AWSもBedrockやSageMakerなどのAIサービスを展開していますが、AzureやGoogle Cloudに比べて遅れを取っているとの指摘もあります。
ハイブリッドクラウドとマルチクラウドの普及
企業のクラウド戦略が多様化し、オンプレミスとクラウドを組み合わせたハイブリッドクラウドや、複数のクラウドサービスを併用するマルチクラウドの導入が進んでいます。

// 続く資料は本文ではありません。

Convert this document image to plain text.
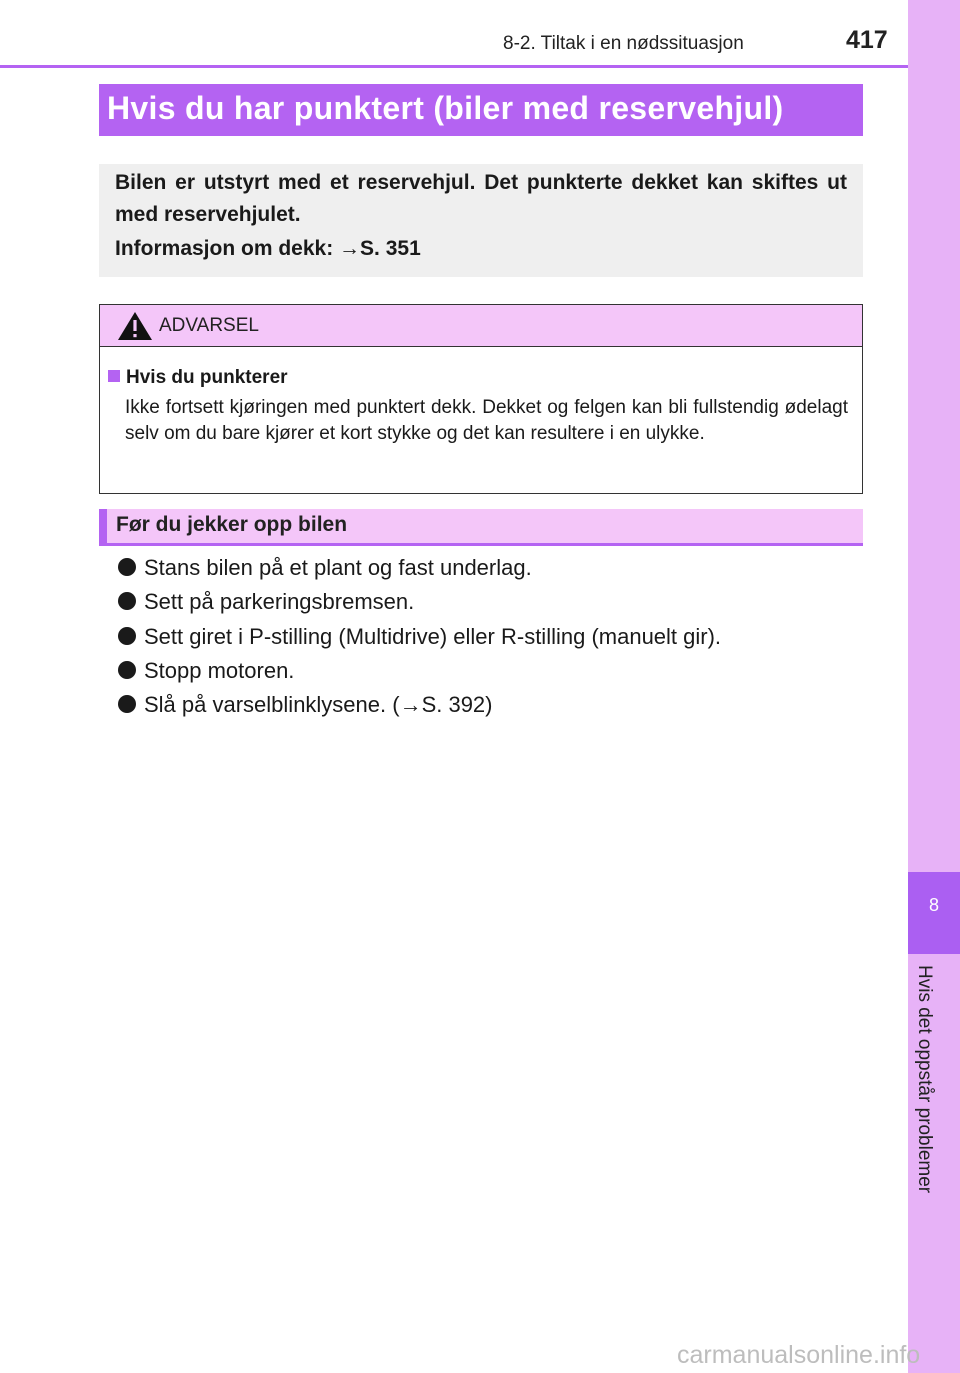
8-2. Tiltak i en nødssituasjon	417
8
Hvis det oppstår problemer
Hvis du har punktert (biler med reservehjul)
Bilen er utstyrt med et reservehjul. Det punkterte dekket kan skiftes ut med reservehjulet.
Informasjon om dekk: →S. 351
ADVARSEL
Hvis du punkterer
Ikke fortsett kjøringen med punktert dekk. Dekket og felgen kan bli fullstendig ødelagt selv om du bare kjører et kort stykke og det kan resultere i en ulykke.
Før du jekker opp bilen
Stans bilen på et plant og fast underlag.
Sett på parkeringsbremsen.
Sett giret i P-stilling (Multidrive) eller R-stilling (manuelt gir).
Stopp motoren.
Slå på varselblinklysene. (→S. 392)
carmanualsonline.info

Microsoft Azureは、Azure Arcなどのハイブリッドクラウドソリューションを提供し、企業のニーズに応えています。
競争の激化と新興ベンダーの台頭
従来の上位3社に加え、CoreWeaveやOracle、Databricksなどの新興ベンダーがAIやGPU対応のサービスを強化し、市場シェアを拡大しています。
これにより、従来の「ビッグスリー」のシェアが相対的に低下し、競争が激化しています。
市場動向と今後の展望
2024年のクラウド市場は、前年比22%増の910億ドルに達し、年間では3300億ドルを超える規模となりました。今後、AIやデータ分析、セキュリティなどの分野での需要が高まり、クラウド市場の成長が期待されます。
AWSは引き続き市場リーダーであり、年間売上高は1,150億ドルを超える見込みです。
まとめ:クラウド市場の多極化と競争の深化
AWSの市場シェアが約30%に低下した背景には、AI需要の高まりやハイブリッドクラウドの普及、新興ベンダーの台頭など、複数の要因が影響しています。
今後、クラウド市場はより多極化し、競争が一層激化することが予想されます。
企業は、技術的な要件やコスト、セキュリティなどを総合的に考慮し、最適なクラウド戦略を策定することが求められます。